Monday, May 26, 2008

Acceptance and Welcome Through Shared Goals and Experiences (FREEDOM!)

Acceptance.
Feeling welcome.
Having the confidence that you are loved by your fellow human beings.
I certainly need these things and I think everyone else does too.
Human beings are gregarious creatures, social creatures, our survival, our very nature compels us to seek each other out.
When we do not feel welcomed and accepted by our fellow human beings, a terrible pressure is placed upon an individual, a sense of suffocating isolation, and lonely despair settles over one's heart like a black cloud.
I speak from personal experience, experience that I'm sure nearly everyone can relate to.

I think that no where is this need and its absence more keenly felt than when a child and young person is in school.
The acceptance or rejection of one's peers is keenly felt by a young mind and heart that has not yet built up the layers of callouses adults accumulate over years of coming to accept the soul-draining reality of acceptance and love of one's fellow human beings being a nearly non-existent thing.
The how? of addressing this problem though is extremely simple and commonsense for everyone.

"I don't want to be in the same group as him/her. They're ugly." or "They're stupid." or "They're clumsy."
How many of us have heard this when we were children, either being the personal recipient of the comment, or hearing another child being derided so.
It is a painful thing to hear, but, at least it is honest, and that is something as adults we must depend upon, the unfailing honesty of children before it is clouded by the adult notion that "some lies are acceptable", or "white lies are sometimes ok." Lies may make for smoother relations in the short term, but over time they prove to be unstable foundations on which to build a relationship.

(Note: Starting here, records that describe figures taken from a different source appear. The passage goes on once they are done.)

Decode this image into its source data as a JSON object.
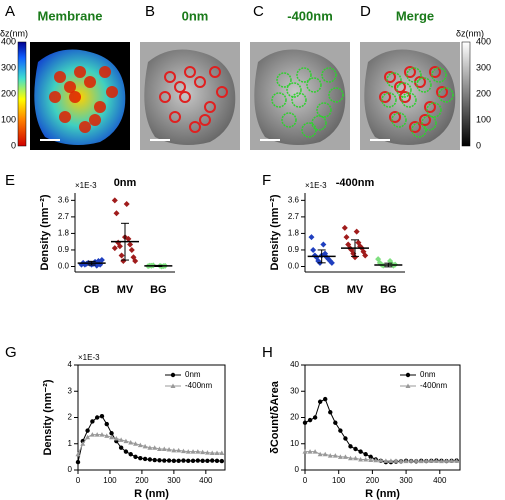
{
  "panels": [
    {
      "label": "A",
      "title": "Membrane"
    },
    {
      "label": "B",
      "title": "0nm"
    },
    {
      "label": "C",
      "title": "-400nm"
    },
    {
      "label": "D",
      "title": "Merge"
    }
  ],
  "colorbars": [
    {
      "title": "δz(nm)",
      "ticks": [
        400,
        300,
        200,
        100,
        0
      ]
    },
    {
      "title": "δz(nm)",
      "ticks": [
        400,
        300,
        200,
        100,
        0
      ]
    }
  ],
  "chart_data": [
    {
      "type": "dot",
      "panel": "E",
      "title": "0nm",
      "multiplier": "×1E-3",
      "y_label": "Density (nm⁻²)",
      "categories": [
        "CB",
        "MV",
        "BG"
      ],
      "colors": [
        "#1f3fbf",
        "#a01c1c",
        "#7fe07f"
      ],
      "points": [
        [
          0.1,
          0.15,
          0.2,
          0.25,
          0.1,
          0.05,
          0.15,
          0.3,
          0.2,
          0.1,
          0.15,
          0.35,
          0.1
        ],
        [
          3.6,
          3.4,
          2.9,
          1.5,
          1.3,
          1.2,
          1.1,
          0.9,
          0.6,
          0.5,
          0.3,
          0.3,
          1.6,
          1.0
        ],
        [
          0.02,
          0.03,
          0.05,
          0.0,
          0.04,
          0.02,
          0.06,
          0.03
        ]
      ],
      "means": [
        0.18,
        1.35,
        0.03
      ],
      "sd": [
        0.1,
        1.0,
        0.03
      ],
      "ylim": [
        -0.3,
        4.0
      ],
      "yticks": [
        {
          "value": 0,
          "label": "0.0"
        },
        0.9,
        1.8,
        2.7,
        3.6
      ]
    },
    {
      "type": "dot",
      "panel": "F",
      "title": "-400nm",
      "multiplier": "×1E-3",
      "y_label": "Density (nm⁻²)",
      "categories": [
        "CB",
        "MV",
        "BG"
      ],
      "colors": [
        "#1f3fbf",
        "#a01c1c",
        "#7fe07f"
      ],
      "points": [
        [
          1.6,
          1.2,
          0.9,
          0.7,
          0.6,
          0.5,
          0.5,
          0.4,
          0.3,
          0.3,
          0.2,
          0.2,
          0.6
        ],
        [
          2.1,
          1.9,
          1.6,
          1.3,
          1.2,
          1.1,
          1.0,
          1.0,
          0.9,
          0.8,
          0.7,
          0.6,
          0.5
        ],
        [
          0.4,
          0.3,
          0.2,
          0.15,
          0.1,
          0.05,
          0.05,
          0.1
        ]
      ],
      "means": [
        0.55,
        1.0,
        0.08
      ],
      "sd": [
        0.35,
        0.45,
        0.1
      ],
      "ylim": [
        -0.3,
        4.0
      ],
      "yticks": [
        {
          "value": 0,
          "label": "0.0"
        },
        0.9,
        1.8,
        2.7,
        3.6
      ]
    },
    {
      "type": "line",
      "panel": "G",
      "multiplier": "×1E-3",
      "y_label": "Density (nm⁻²)",
      "x_label": "R (nm)",
      "x": [
        0,
        15,
        30,
        45,
        60,
        75,
        90,
        105,
        120,
        135,
        150,
        165,
        180,
        195,
        210,
        225,
        240,
        255,
        270,
        285,
        300,
        315,
        330,
        345,
        360,
        375,
        390,
        405,
        420,
        435,
        450
      ],
      "series": [
        {
          "name": "0nm",
          "color": "#000000",
          "values": [
            0.3,
            1.1,
            1.5,
            1.85,
            2.0,
            2.05,
            1.75,
            1.4,
            1.1,
            0.85,
            0.7,
            0.6,
            0.5,
            0.45,
            0.42,
            0.4,
            0.38,
            0.37,
            0.36,
            0.36,
            0.35,
            0.35,
            0.36,
            0.35,
            0.35,
            0.36,
            0.35,
            0.35,
            0.36,
            0.35,
            0.34
          ]
        },
        {
          "name": "-400nm",
          "color": "#999999",
          "values": [
            0.6,
            1.0,
            1.25,
            1.35,
            1.35,
            1.35,
            1.3,
            1.25,
            1.2,
            1.15,
            1.1,
            1.05,
            1.0,
            0.95,
            0.9,
            0.85,
            0.85,
            0.8,
            0.8,
            0.78,
            0.75,
            0.75,
            0.72,
            0.7,
            0.7,
            0.7,
            0.68,
            0.66,
            0.65,
            0.65,
            0.65
          ]
        }
      ],
      "xlim": [
        0,
        460
      ],
      "ylim": [
        0,
        4
      ],
      "xticks": [
        0,
        100,
        200,
        300,
        400
      ],
      "yticks": [
        0,
        1,
        2,
        3,
        4
      ],
      "legend": "upper right"
    },
    {
      "type": "line",
      "panel": "H",
      "y_label": "δCount/δArea",
      "x_label": "R (nm)",
      "x": [
        0,
        15,
        30,
        45,
        60,
        75,
        90,
        105,
        120,
        135,
        150,
        165,
        180,
        195,
        210,
        225,
        240,
        255,
        270,
        285,
        300,
        315,
        330,
        345,
        360,
        375,
        390,
        405,
        420,
        435,
        450
      ],
      "series": [
        {
          "name": "0nm",
          "color": "#000000",
          "values": [
            18,
            19,
            20,
            26,
            27,
            22,
            18,
            15,
            12,
            9,
            8,
            7,
            6,
            5,
            4,
            3.5,
            3,
            3,
            3.2,
            3.3,
            3.5,
            3.4,
            3.3,
            3.5,
            3.4,
            3.5,
            3.6,
            3.5,
            3.4,
            3.5,
            3.6
          ]
        },
        {
          "name": "-400nm",
          "color": "#999999",
          "values": [
            7,
            7,
            7,
            6,
            6,
            5.5,
            5.5,
            5,
            5,
            4.5,
            4.5,
            4,
            4,
            3.8,
            3.7,
            3.6,
            3.5,
            3.5,
            3.5,
            3.4,
            3.4,
            3.5,
            3.5,
            3.4,
            3.5,
            3.5,
            3.5,
            3.4,
            3.5,
            3.5,
            3.5
          ]
        }
      ],
      "xlim": [
        0,
        460
      ],
      "ylim": [
        0,
        40
      ],
      "xticks": [
        0,
        100,
        200,
        300,
        400
      ],
      "yticks": [
        0,
        10,
        20,
        30,
        40
      ],
      "legend": "upper right"
    }
  ]
}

Truthfully, if we look deep inside a person, past the surface appearance and behavior, we genuinely see that all human beings are valuable and have unlimited resources to share.
Looking past the surface though takes time.
Human beings are designed to make quick assessments as a survival mechanism inherited from our more primitive past when a rapid decision meant the difference between life or death.
Foregoing this instinct requires that a person must have the security and certainty that permitting oneself to invest time into searching more deeply into the truth of something will not result in punishment or pain.

So, the solution is very simple.
When human beings engage in a project together, they come to know one another.
With a common goal, a shared purpose, one another's strengths are revealed and come to be appreciated.

Now, this of course is already a common facet of the schooling experience.
However, speaking from personal experience, I can say that projects I have worked on in school have rarely been satisfying.
Why?
Because they were rarely ones I was interested in, and this is absolutely vital. Vital.

Forcing children to work together, creates immediate resentment.
Adults expect results and the already embittered children are easily upset with one another when they feel there is a lack of energy and enthusiasm on the part of their group-mates.
WHAT A HORRIBLE SITUATION TO PUT CHILDREN IN! (or anyone for that matter)
The group-mates expect energy and enthusiasm from one another, but they are already at a horrible disadvantage, since what they are working on does not interest them much or at all.

The Velja Approach directly addresses this, because I wanted to make connections with my classmates, real connections, but they simply did not materialize when engaging in a school project I felt no affinity for.

In The Velja Approach, students begin their own projects, on anything they can imagine, and they themselves seek out classmates who would enjoy working on the project with them.
They have the entire school of classmates to engage. They have tremendous freedom to explore their ideas to the extent of their vision.
Permitted to dream as big as they possibly can, students are filled with energy and enthusiasm, and find no lack of these things in their group-mates.

Previously excluding qualities, like,
"he/she is ugly," or
"he/she is stupid", or
"he/she is boring" are
evolved beyond, grown beyond, mitigated and cease to be concerns,
as the bonds between the students form and strengthen because of the sheer energy and satisfaction from working together on a common goal, a shared purpose, THAT THEY HAVE CHOSEN WITH COMPLETE FREEDOM.

"Freedom is essential to human beings."
Without it, human beings are not human, they are robots with a heart and soul constantly crying for attention and love.
This cannot but create human beings who are perpetually in pain and despair.

The Velja Approach addresses this at the beginning of a human being's life and turns school from the detention centre and assembly line it currently is, into the research laboratory of possibility it should have always been.